La tempête tropicale Laura qui s'est abattue sur le pays au cours du week-end a causé d’énormes inquiétudes dans la cité de l'Indépendance. Plusieurs zones ont été inondées ce qui a occasionné le déplacement de certains résidents vers d’autres lieux plus sûrs. Comme pour rappeler aux autorités que la ville est plus que jamais vulnérable.

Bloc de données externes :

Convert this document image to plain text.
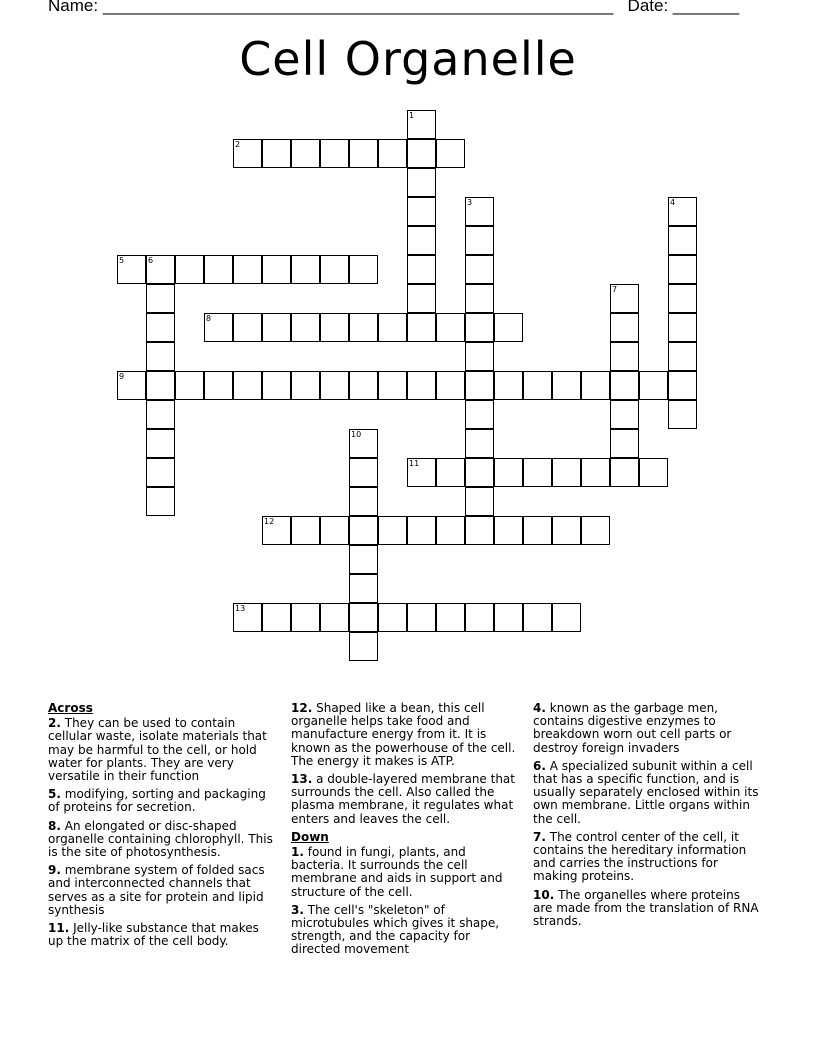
Name: ______________________________________________________ Date: _______
Cell Organelle
1
2
3	4
5	6
7
8
9
10
11
12
13
Across
2. They can be used to contain cellular waste, isolate materials that may be harmful to the cell, or hold water for plants. They are very versatile in their function
5. modifying, sorting and packaging of proteins for secretion.
8. An elongated or disc-shaped organelle containing chlorophyll. This is the site of photosynthesis.
9. membrane system of folded sacs and interconnected channels that serves as a site for protein and lipid synthesis
11. Jelly-like substance that makes up the matrix of the cell body.
12. Shaped like a bean, this cell organelle helps take food and manufacture energy from it. It is known as the powerhouse of the cell. The energy it makes is ATP.
13. a double-layered membrane that surrounds the cell. Also called the plasma membrane, it regulates what enters and leaves the cell.
Down
1. found in fungi, plants, and bacteria. It surrounds the cell membrane and aids in support and structure of the cell.
3. The cell's "skeleton" of microtubules which gives it shape, strength, and the capacity for directed movement
4. known as the garbage men, contains digestive enzymes to breakdown worn out cell parts or destroy foreign invaders
6. A specialized subunit within a cell that has a specific function, and is usually separately enclosed within its own membrane. Little organs within the cell.
7. The control center of the cell, it contains the hereditary information and carries the instructions for making proteins.
10. The organelles where proteins are made from the translation of RNA strands.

Dans une intervention radiophonique, le maire intérimaire, Patrice Gracia Brutus, a appelé la population à la vigilance, particulièrement les résidents des ruelles Françoise, Dupiton et Yvon qui sont des zones inondables qui ne devraient pas être habitées. Cependant, la plus grande inquiétude de l'édile de la ville reste la rivière Quinte qu'il considère comme le principal danger pour la ville. M. Brutus en a profité pour charger l'ancienne administration qui, selon lui, n'a pas activé la Protection civile depuis quatre ans. Il a également loué le professionnalisme des agents de la Protection civile qui viennent de soumettre à la Mairie un ensemble de recommandations parmi lesquelles, le nettoyage des canaux.
« Toutes les structures qui interviennent en matière de catastrophe naturelle à savoir, le MTPTC, la Mairie et la Protection civile sont en alerte. Nous agissons en commun accord avec la Protection civile. C'est la responsabilité de la Police et de la protection civile d'évacuer les gens en cas de besoin. Nous avons des zones à haut risque sur lesquelles nous avons les yeux de façon à ce que nous agissions si la situation s'aggrave. Car vous savez, il y a des zones aux Gonaïves et à Saint Marc qui sont habituellement inondées en temps normal », a réagi le délégué départemental, Jean Osner Amisial, au moment du passage de la tempête tropicale Laura pendant le week-end.
« Les moyens demeurent insuffisants. C'est la volonté des dirigeants qui interviennent dans la chaîne qui nous permet de continuer. Parce qu'il n'y a pas de moyens. Quand on est responsable, ce ne sont pas les moyens qui vont vous pousser à agir, mais plutôt la volonté. Il est vrai qu'il y a un fonds d'urgence. Mais, ce fonds va être débloqué après la catastrophe pas avant ni pendant. Malheureusement que cela soit ainsi a ajouté M.Amisial.
De son côté, le directeur départemental du MTPTC, Blondo Odivin a aussi suggéré à la population de suivre les consignes de la Protection civile. Concernant les SOS lancés sur les risques que représente le canal Mabiole, le directeur départemental du MTPTC a affirmé qu'il a commencé des travaux dans la zone, mais il a dû les arrêter en raison des problèmes d'insécurité. Selon lui, les habitants de la zone n'arrivent à lui donner la garantie sur la protection des matériels et des techniciens. Il demande à la population de lui accorder du temps.
Dans l'ensemble, aucune mesure concrète n'a été prise par les autorités à part l'activation du COUC qu'elles ont annoncée. La plupart des espaces considérés comme des abris ne sont pas réglementés et adaptés alors que d'autres sont inondables suivant le rapport des visites réalisées en octobre 2019.